Pinnacle Advisory Group is presently engaged in an investment practice known as “buying the dip.” Dip buying implies that you have a bullish stance towards whatever security that you are purchasing, and that you are using a short-term price decline to enter the position at more favorable prices. Dip buyers sometimes affect a somewhat self-important attitude in that buying dips implies a value conscious approach to investing, which is usually regarded as highly rational and professional. After all, only overly emotional “retail” investors purchase securities when they are making new highs, allowing the herd to stampede them into buying right at the top. It is the cool, calculated, value investors who have the steely nerve to let the market “come back to them” before purchasing. Any purchase price that is lower than the latest price high represents a victory for dip buyers, who steadfastly and with great conviction refuse to look too far in the rear view mirror for fear that they will find out that even though they bought a dip, they actually acquired the shares at a far higher price then they could have if they had simply joined the crowd and bought as the shares were breaking out to new highs.

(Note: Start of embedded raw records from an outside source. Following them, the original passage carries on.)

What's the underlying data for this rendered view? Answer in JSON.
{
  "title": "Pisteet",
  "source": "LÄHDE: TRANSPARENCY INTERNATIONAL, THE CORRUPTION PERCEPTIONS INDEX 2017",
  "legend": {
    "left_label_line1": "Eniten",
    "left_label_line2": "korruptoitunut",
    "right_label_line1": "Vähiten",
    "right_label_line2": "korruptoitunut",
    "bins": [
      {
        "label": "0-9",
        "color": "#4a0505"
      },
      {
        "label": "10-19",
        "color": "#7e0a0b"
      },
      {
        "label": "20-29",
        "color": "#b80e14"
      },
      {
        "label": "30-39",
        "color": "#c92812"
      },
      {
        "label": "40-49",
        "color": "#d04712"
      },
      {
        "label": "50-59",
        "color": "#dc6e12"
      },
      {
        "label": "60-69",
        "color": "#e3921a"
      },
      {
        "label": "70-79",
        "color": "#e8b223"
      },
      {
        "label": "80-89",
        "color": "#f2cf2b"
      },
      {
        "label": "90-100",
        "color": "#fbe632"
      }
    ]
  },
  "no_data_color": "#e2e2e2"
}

Dip buyers live in fear of bloody fingers caused by trying to catch falling knives. This expression refers to the trend follower’s creed that falling prices beget more falling prices, and so buying into a falling market is like “trying to catch a falling knife.” When dip buyers pull the trigger and buy they are hoping that they are not buying into a sustained bear market where they are doubling down on positions that are fated to continue to lose money. While dip buyers are proudly and expertly buying as prices fall, in the privacy of their office they are stockpiling Band-Aids for bloody fingers and planning for their exit strategy if things don’t go as planned. Even worse, dip buyers often have a target price that the security must reach before they execute their purchases. As the market begins to fall you can feel the anxiety of the dip buyers begin to rise as they get nearer to their price targets. It’s like rooting for a horse in a close race. “Come on Rose Bud!” How horrible it is to see a security price turn around and begin to rise again just before it hits your price target.
Momentum investors think dip buyers have lost their marbles. They wonder why in the world anyone would try to buy a falling market just when the market is establishing a trend to the downside. Sheer lunacy they would say, and in some cases they are right. In this particular case our assessment is that the weight of the evidence suggests that we won’t have a double dip recession. If we are right then buying a dip is an excellent strategy for adding to risk assets without waiting for a trend to develop or reverse. At the moment we are fine tuning our asset allocation and making minor mid-course adjustments in portfolio construction. The past week or so has seen the broad markets sell-off almost exactly as we expected. Perhaps we will get to our price target in the next few days and complete our transaction (we chickened out and added 1% even though we were still a little short of our target). Rest assured, if the market trades down and through its 50-day moving average we will complete our planned transactions, but the entire investment team will make certain that our box of Band-Aids isn’t too far away.